Limited chain-of-thought reasoning on architectural problems
The model shines at resolving localized bugs. On software architecture problems — "design a distributed messaging system with delivery guarantees" — proprietary models with explicit reasoning (Gemini 3 Pro Deep Think, o1-preview at 90.2) remain clearly superior. Qwen3-Coder-Next's RL optimizes for code that compiles and passes tests, not for design docs.
Integration ecosystem still young
The official CLI is functional but minimal. Compared to the ecosystem around Claude (Anthropic SDK, native integrations in Cursor, Windsurf, etc.) or GPT-5.5 (Copilot Enterprise, Actions), integrating Qwen3-Coder-Next into IDEs still requires some tinkering via Ollama and generic extensions.
❌ Common mistakes
Mistake 1: Comparing the total 80B with a 3B dense model
What's wrong: saying "Qwen3-Coder-Next is a 3B model" is misleading. The 3B are the active parameters, but the representational capacity depends on the total 80B. A dense Qwen3.6-27B (27B active out of 27B total) does not have the same depth of knowledge. The solution: always specify "80B MoE with 3B active per token".
Mistake 2: Quantizing too aggressively to run it on 16 GB
What's wrong: pushing the quantization to Q2_K to run the model on a 16 GB MacBook Pro destroys the MoE advantage. Poorly quantized experts lose their specialization, and the SWE-Bench score drops by 10+ points. The solution: accept that 32 GB is the realistic minimum, or use the Qwen3-Coder-30B-A3B instead.
Mistake 3: Using it as a simple autocomplete
What's wrong: plugging Qwen3-Coder-Next as a FIM model in VS Code for line-by-line autocomplete wastes its strength. The model is optimized for agentic reasoning over entire repositories, not for predicting the next 5 words. The solution: use it via the agent CLI, not as an autocomplete backend. For that, a lighter model is sufficient.
Mistake 4: Ignoring the agent scaffolding
What's wrong: evaluating Qwen3-Coder-Next in single-shot (a single generation, no iteration) yields a score 10-15 points below its potential. The model is designed to operate within an agentic loop. The solution: always test it with the official CLI or an agent framework that allows for iteration and test execution.
❓ Frequently Asked Questions
Does Qwen3-Coder-Next replace Claude for coding?
No. Claude Sonnet 4.6 (81.4 agentic) remains superior in general reasoning and multimodality. But Qwen3-Coder-Next is the best choice locally and for free, which is a game-changer for teams sensitive to costs or privacy.

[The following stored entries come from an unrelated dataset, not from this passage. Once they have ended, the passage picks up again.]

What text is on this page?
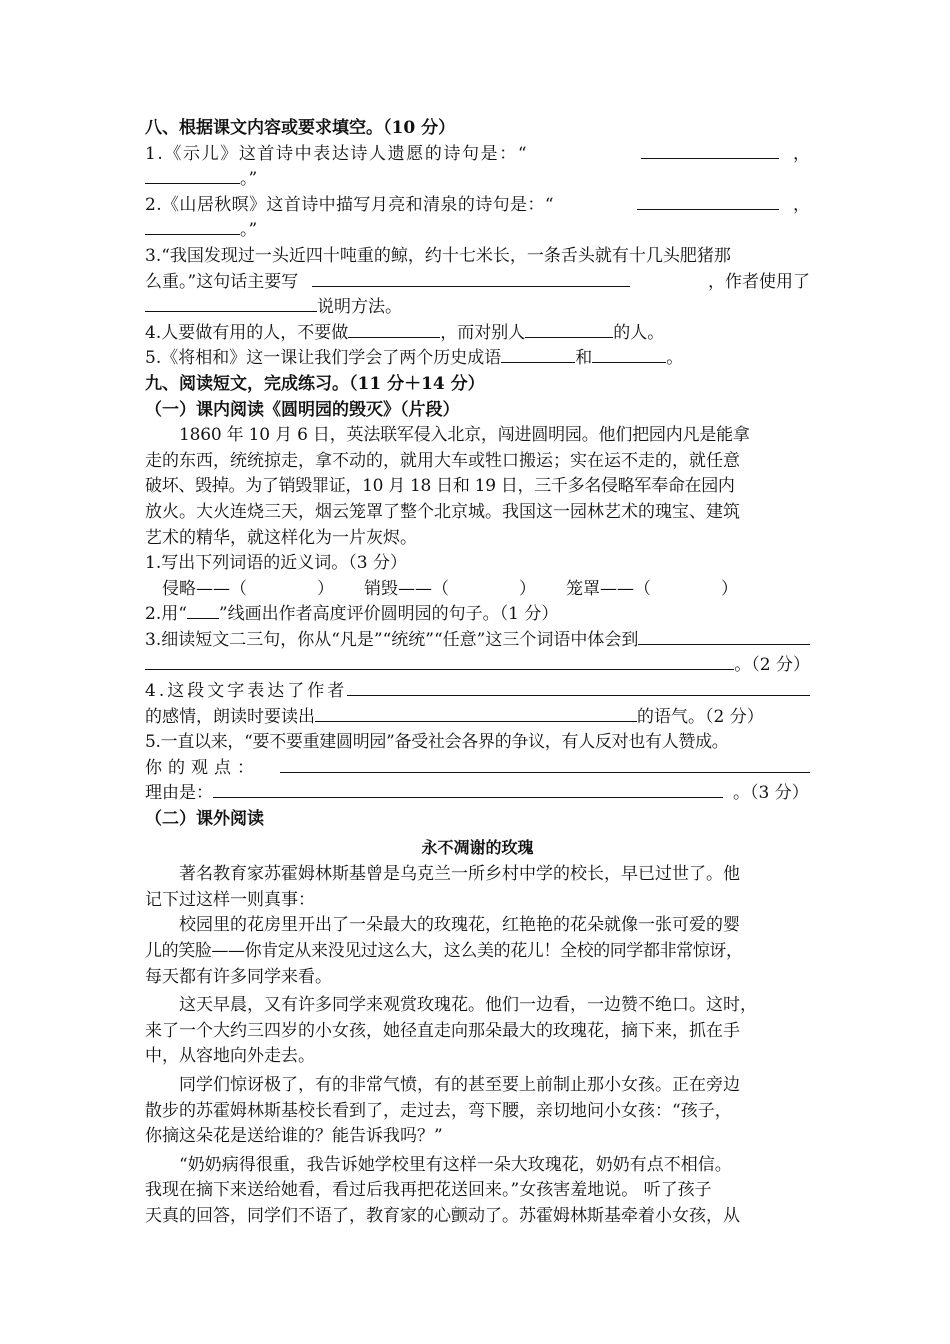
八、根据课文内容或要求填空。（10 分）
1.《示儿》这首诗中表达诗人遗愿的诗句是：“	，
。”
2.《山居秋暝》这首诗中描写月亮和清泉的诗句是：“	，
。”
3.“我国发现过一头近四十吨重的鲸，约十七米长，一条舌头就有十几头肥猪那
么重。”这句话主要写	，作者使用了
说明方法。
4.人要做有用的人，不要做	，而对别人	的人。
5.《将相和》这一课让我们学会了两个历史成语	和	。
九、阅读短文，完成练习。（11 分＋14 分）
（一）课内阅读《圆明园的毁灭》（片段）
1860 年 10 月 6 日，英法联军侵入北京，闯进圆明园。他们把园内凡是能拿
走的东西，统统掠走，拿不动的，就用大车或牲口搬运；实在运不走的，就任意
破坏、毁掉。为了销毁罪证，10 月 18 日和 19 日，三千多名侵略军奉命在园内
放火。大火连烧三天，烟云笼罩了整个北京城。我国这一园林艺术的瑰宝、建筑
艺术的精华，就这样化为一片灰烬。
1.写出下列词语的近义词。（3 分）
侵略——（	） 销毁——（	） 笼罩——（	）
2.用“ ”线画出作者高度评价圆明园的句子。（1 分）
3.细读短文二三句，你从“凡是”“统统”“任意”这三个词语中体会到
。（2 分）
4.这段文字表达了作者
的感情，朗读时要读出	的语气。（2 分）
5.一直以来，“要不要重建圆明园”备受社会各界的争议，有人反对也有人赞成。
你的观点：
理由是：	。（3 分）
（二）课外阅读
永不凋谢的玫瑰
著名教育家苏霍姆林斯基曾是乌克兰一所乡村中学的校长，早已过世了。他
记下过这样一则真事：
校园里的花房里开出了一朵最大的玫瑰花，红艳艳的花朵就像一张可爱的婴
儿的笑脸——你肯定从来没见过这么大，这么美的花儿！全校的同学都非常惊讶，
每天都有许多同学来看。
这天早晨，又有许多同学来观赏玫瑰花。他们一边看，一边赞不绝口。这时，
来了一个大约三四岁的小女孩，她径直走向那朵最大的玫瑰花，摘下来，抓在手
中，从容地向外走去。
同学们惊讶极了，有的非常气愤，有的甚至要上前制止那小女孩。正在旁边
散步的苏霍姆林斯基校长看到了，走过去，弯下腰，亲切地问小女孩：“孩子，
你摘这朵花是送给谁的？能告诉我吗？”
“奶奶病得很重，我告诉她学校里有这样一朵大玫瑰花，奶奶有点不相信。
我现在摘下来送给她看，看过后我再把花送回来。”女孩害羞地说。 听了孩子
天真的回答，同学们不语了，教育家的心颤动了。苏霍姆林斯基牵着小女孩，从
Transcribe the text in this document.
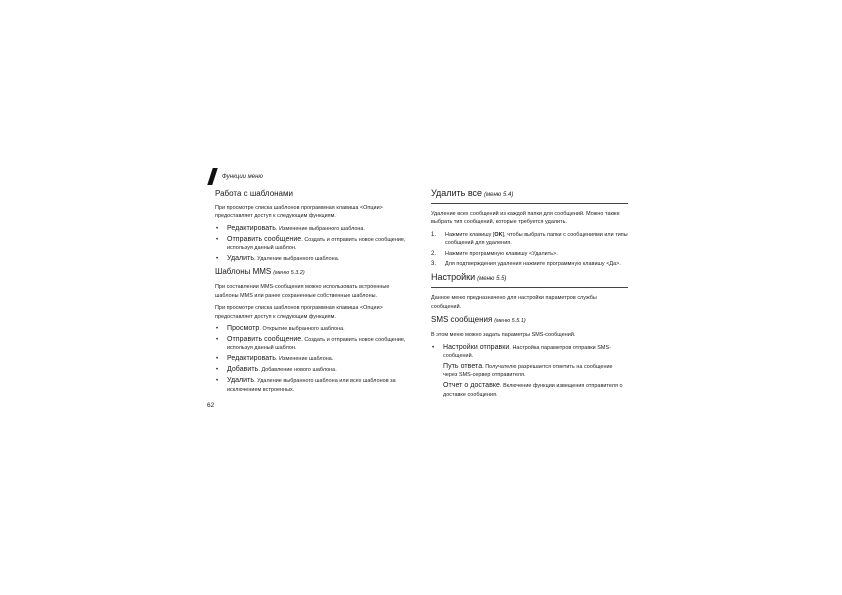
Функции меню
Работа с шаблонами

При просмотре списка шаблонов программная клавиша <Опции> предоставляет доступ к следующим функциям.

• Редактировать. Изменение выбранного шаблона.
• Отправить сообщение. Создать и отправить новое сообщение, используя данный шаблон.
• Удалить. Удаление выбранного шаблона.
Шаблоны MMS (меню 5.3.2)

При составлении MMS-сообщения можно использовать встроенные шаблоны MMS или ранее сохраненные собственные шаблоны.

При просмотре списка шаблонов программная клавиша <Опции> предоставляет доступ к следующим функциям.

• Просмотр. Открытие выбранного шаблона.
• Отправить сообщение. Создать и отправить новое сообщение, используя данный шаблон.
• Редактировать. Изменение шаблона.
• Добавить. Добавление нового шаблона.
• Удалить. Удаление выбранного шаблона или всех шаблонов за исключением встроенных.
62
Удалить все (меню 5.4)

Удаление всех сообщений из каждой папки для сообщений. Можно также выбрать тип сообщений, которые требуется удалить.

1. Нажмите клавишу [OK], чтобы выбрать папки с сообщениями или типы сообщений для удаления.
2. Нажмите программную клавишу <Удалить>.
3. Для подтверждения удаления нажмите программную клавишу <Да>.
Настройки (меню 5.5)

Данное меню предназначено для настройки параметров службы сообщений.

SMS сообщения (меню 5.5.1)

В этом меню можно задать параметры SMS-сообщений.

• Настройки отправки. Настройка параметров отправки SMS-сообщений.
Путь ответа. Получателю разрешается ответить на сообщение через SMS-сервер отправителя.
Отчет о доставке. Включение функции извещения отправителя о доставке сообщения.
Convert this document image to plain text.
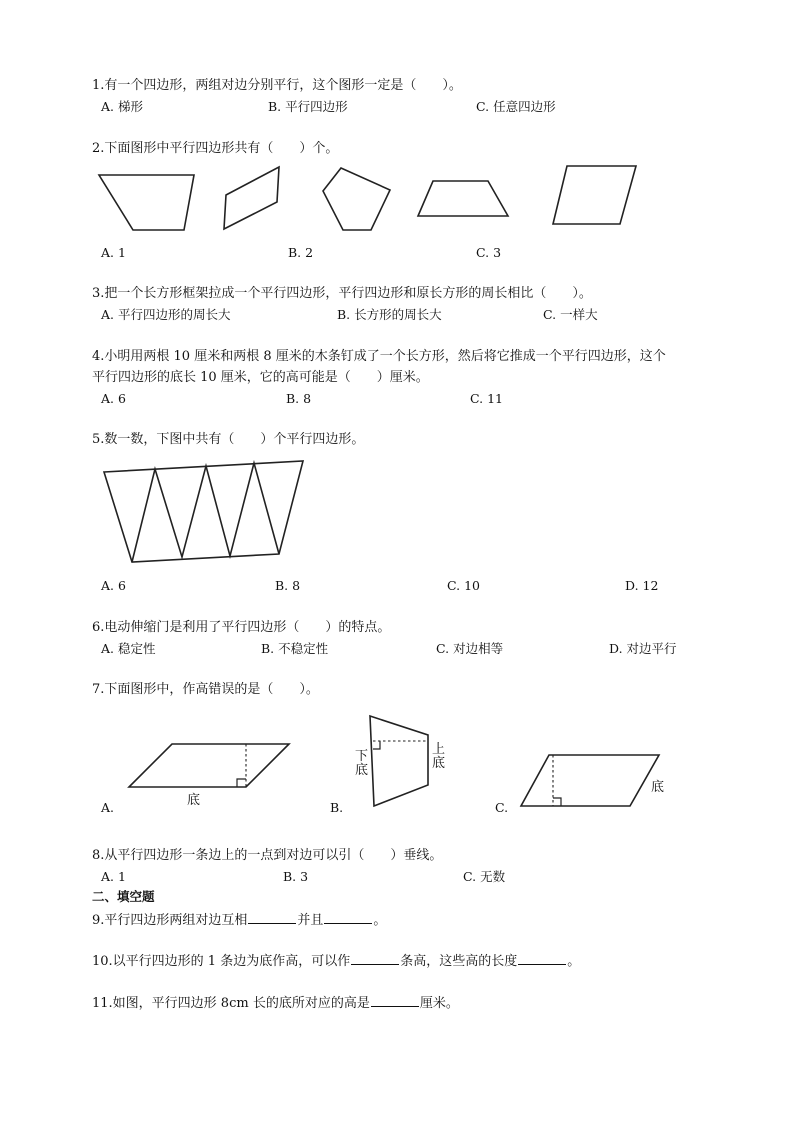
1.有一个四边形，两组对边分别平行，这个图形一定是（　　）。
A. 梯形	B. 平行四边形	C. 任意四边形
2.下面图形中平行四边形共有（　　）个。
A. 1	B. 2	C. 3
3.把一个长方形框架拉成一个平行四边形，平行四边形和原长方形的周长相比（　　）。
A. 平行四边形的周长大	B. 长方形的周长大	C. 一样大
4.小明用两根 10 厘米和两根 8 厘米的木条钉成了一个长方形，然后将它推成一个平行四边形，这个
平行四边形的底长 10 厘米，它的高可能是（　　）厘米。
A. 6	B. 8	C. 11
5.数一数，下图中共有（　　）个平行四边形。
A. 6	B. 8	C. 10	D. 12
6.电动伸缩门是利用了平行四边形（　　）的特点。
A. 稳定性	B. 不稳定性	C. 对边相等	D. 对边平行
7.下面图形中，作高错误的是（　　）。
A.	底	B.
下
底
上
底
C.
底
8.从平行四边形一条边上的一点到对边可以引（　　）垂线。
A. 1	B. 3	C. 无数
二、填空题
9.平行四边形两组对边互相	并且	。
10.以平行四边形的 1 条边为底作高，可以作	条高，这些高的长度	。
11.如图，平行四边形 8cm 长的底所对应的高是	厘米。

What is the difference between Qwen3-Coder-Next and Qwen 2.5 Coder 32B?
Qwen 2.5 Coder 32B is a classic dense model, good at FIM autocompletion on 24 GB VRAM. Qwen3-Coder-Next is an agentic MoE model optimized for iterative bug resolution. According to InsiderLLM, the 2.5 Coder remains relevant for FIM, but the Coder-Next is the ultimate coding choice on 64 GB+.
Does the model work in French?
The Qwen ecosystem supports French, but Qwen3-Coder-Next is optimized for code — a universal language. For explanations in French or writing, check out the best LLMs in French. For pure code, the interface language hardly matters.
Will Qwen 3.5 preview improve coding performance?
Qwen 3.5 is scheduled for June 2026 according to InsiderLLM. It could integrate Coder-Next's improvements into a generalist model. But for pure agentic coding, Coder-Next's specialization will likely remain superior.
Can it be hosted on a VPS?
Yes. A VPS with 2x A100 40GB or 1x A100 80GB is enough for the non-quantized version. If you are looking for a host, Hostinger offers GPU VPSs suited for this use case. The model under the Apache 2.0 license allows for any commercial use.
✅ Conclusion
Qwen3-Coder-Next proves that open-source agentic coding has caught up with the level of mid-range proprietary models — and does so running on consumer hardware. At 70.6% on SWE-Bench Verified with only 3B active parameters, it's the model every developer should test locally before renewing a cloud subscription.